Definition of inverse problems#

Suppose that you have scientific model that predicts a quantity of interest. Let’s assume that this model has parameters that you do not know. These parameters could be simple scalars (mass, spring constant, dumping coefficients, etc.) or it could be also be functions (initial conditions, boundary values, spatially distributed constitutive relations, etc.) In the case of the latter, we assume that you have already reduced the dimensionality of the parameterization with, for example, the Karhunen-Lo`eve expansion. Let’s denote all these parameters with the vector \(x\).
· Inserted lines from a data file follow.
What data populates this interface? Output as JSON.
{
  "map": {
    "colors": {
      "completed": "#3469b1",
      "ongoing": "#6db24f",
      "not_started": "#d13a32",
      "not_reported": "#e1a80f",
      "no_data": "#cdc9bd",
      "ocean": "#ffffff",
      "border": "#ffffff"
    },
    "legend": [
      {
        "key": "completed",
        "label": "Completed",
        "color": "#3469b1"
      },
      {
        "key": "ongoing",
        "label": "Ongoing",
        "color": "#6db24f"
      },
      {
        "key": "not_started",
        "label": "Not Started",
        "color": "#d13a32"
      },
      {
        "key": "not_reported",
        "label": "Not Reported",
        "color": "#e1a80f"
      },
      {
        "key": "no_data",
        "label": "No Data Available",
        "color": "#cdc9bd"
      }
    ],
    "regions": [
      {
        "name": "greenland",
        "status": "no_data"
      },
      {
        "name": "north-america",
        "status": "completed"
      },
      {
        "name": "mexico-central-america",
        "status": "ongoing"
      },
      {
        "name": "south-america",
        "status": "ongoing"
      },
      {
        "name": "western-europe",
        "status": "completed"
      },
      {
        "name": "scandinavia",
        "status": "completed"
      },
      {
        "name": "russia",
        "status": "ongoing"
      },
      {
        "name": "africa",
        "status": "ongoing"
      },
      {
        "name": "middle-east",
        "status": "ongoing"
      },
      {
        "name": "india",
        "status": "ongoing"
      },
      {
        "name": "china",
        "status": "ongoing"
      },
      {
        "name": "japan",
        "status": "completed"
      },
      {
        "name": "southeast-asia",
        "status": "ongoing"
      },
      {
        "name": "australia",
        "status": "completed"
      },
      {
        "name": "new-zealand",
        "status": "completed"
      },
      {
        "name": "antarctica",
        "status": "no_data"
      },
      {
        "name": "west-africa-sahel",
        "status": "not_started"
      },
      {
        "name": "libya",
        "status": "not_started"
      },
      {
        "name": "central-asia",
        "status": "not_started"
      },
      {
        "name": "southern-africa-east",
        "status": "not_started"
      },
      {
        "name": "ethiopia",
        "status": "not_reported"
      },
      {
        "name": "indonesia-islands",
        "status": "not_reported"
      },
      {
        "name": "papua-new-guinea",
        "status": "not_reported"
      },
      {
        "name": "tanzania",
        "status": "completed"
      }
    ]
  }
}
Assume that:

\[ x\in X \subset\mathbb{R}^d. \]

Now, let’s say we perform an experiment that measures a noisy vector:

\[ y\in Y\subset \mathbb{R}^m. \]

Assume that, you can use your model model to predict \(y\). It does not matter how complicated your model is. It could be a system of ordinary differential or partial differential equations, or something more complicated. If it predicts \(y\), you can always think of it as a function from the unknown parameter space \(X\) to the space of \(y\)’s, \(Y\). That is, you can think of it as giving rise to a function:

\[ f : X \rightarrow Y. \]

The inverse problem, otherwise known as the model calibration problem is to find the best \(x\in X\) so that:

\[ f(x) \approx y. \]

Formulation of inverse problems as optimization problems#

Saying that \(f(x)\approx y\) is not an exact mathematical statement. What does it really mean for \(f(x)\) to be close to \(y\)? To quantify this, let us introduce a loss metric:

\[ \ell: Y \times Y \rightarrow \mathbb{R}. \]
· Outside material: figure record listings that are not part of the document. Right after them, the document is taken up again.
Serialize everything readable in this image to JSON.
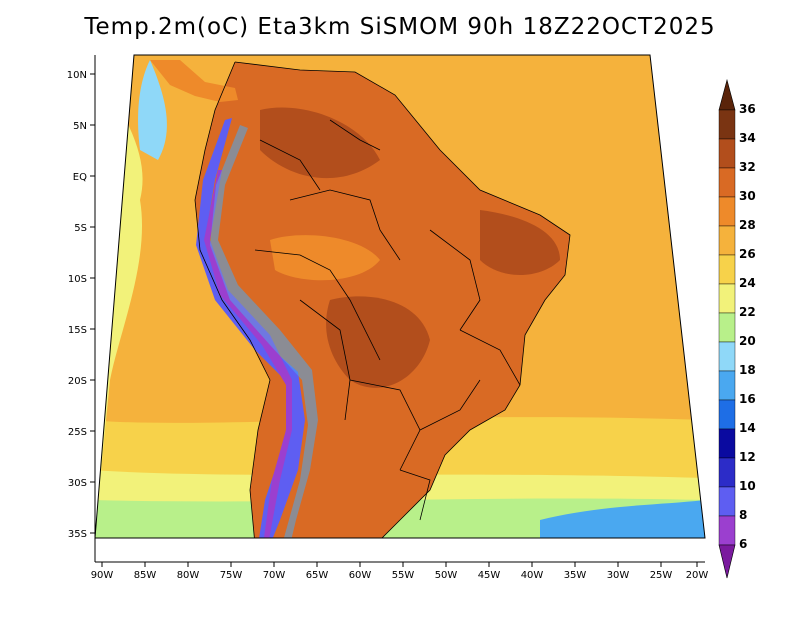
{
  "title": "Temp.2m(oC) Eta3km SiSMOM 90h 18Z22OCT2025",
  "x_ticks": [
    "90W",
    "85W",
    "80W",
    "75W",
    "70W",
    "65W",
    "60W",
    "55W",
    "50W",
    "45W",
    "40W",
    "35W",
    "30W",
    "25W",
    "20W"
  ],
  "y_ticks": [
    "10N",
    "5N",
    "EQ",
    "5S",
    "10S",
    "15S",
    "20S",
    "25S",
    "30S",
    "35S"
  ],
  "colorbar": {
    "levels": [
      "6",
      "8",
      "10",
      "12",
      "14",
      "16",
      "18",
      "20",
      "22",
      "24",
      "26",
      "28",
      "30",
      "32",
      "34",
      "36"
    ],
    "colors": [
      "#7a1a9e",
      "#9b3fcf",
      "#5e5ef2",
      "#2c2cc8",
      "#0a0aa0",
      "#1e6ee6",
      "#4aa8f0",
      "#8fd8f8",
      "#b8f08a",
      "#f2f27a",
      "#f7d24a",
      "#f5b23c",
      "#ee8a2a",
      "#d96a24",
      "#b24e1c",
      "#7a3412",
      "#5a240a"
    ],
    "min_label": "6",
    "max_label": "36"
  },
  "field_colors": {
    "ocean_warm": "#f5b23c",
    "ocean_mild": "#f7d24a",
    "ocean_cool": "#f2f27a",
    "land_hot": "#d96a24",
    "land_very_hot": "#b24e1c",
    "andes_cold": "#5e5ef2"
  }
}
such that \(\ell(f(x),y)\) is how much our prediction is off if we chose the input \(x\). Equiped with this loss metric, we can formulate the mathematical problem as:

\[ \min_{x\in X} \ell(f(x),y). \]

The Square Loss#

The choice of the loss metric is somewhat subjective. However, a very common assumption is that to take the square loss:

\[ \ell(f(x), y) = \parallel f(x) - y\parallel_2^2 = \sum_{i=1}^m\left(f_i(x)-y_i\right)^2. \]

For this case, the inverse problem can be formulated as:

\[ \min_{x\in X}\parallel f(x) - y\parallel_2^2. \]

Solution methodologies#

We basically have to solve an optimization problem. For the square loss function, if \(f(x)\) is linear, then you get the classic least squares problem which has a known solution. Otherwise, you get what is known as generalized least squares. Let’s discuss two possibilities for the most general case:

Case 1: Good for ODEs and simple PDEs#

  • Implement your model from scratch in a differential programming framework like JAX.

  • Use automatic differentiation to compute the gradient of the loss function.

  • Use a gradient-based optimization algorithm like L-BFGS-B to solve the optimization problem.

Case 2: Good for legacy codes#

  • Build a computationally inexpensive surrogate model for \(f(x)\).

  • Make sure the surrogate modeling is done in a differentiable programming framework.

  • Use automatic differentiation to compute the gradient of the loss function.

  • Use a gradient-based optimization algorithm like L-BFGS-B to solve the optimization problem.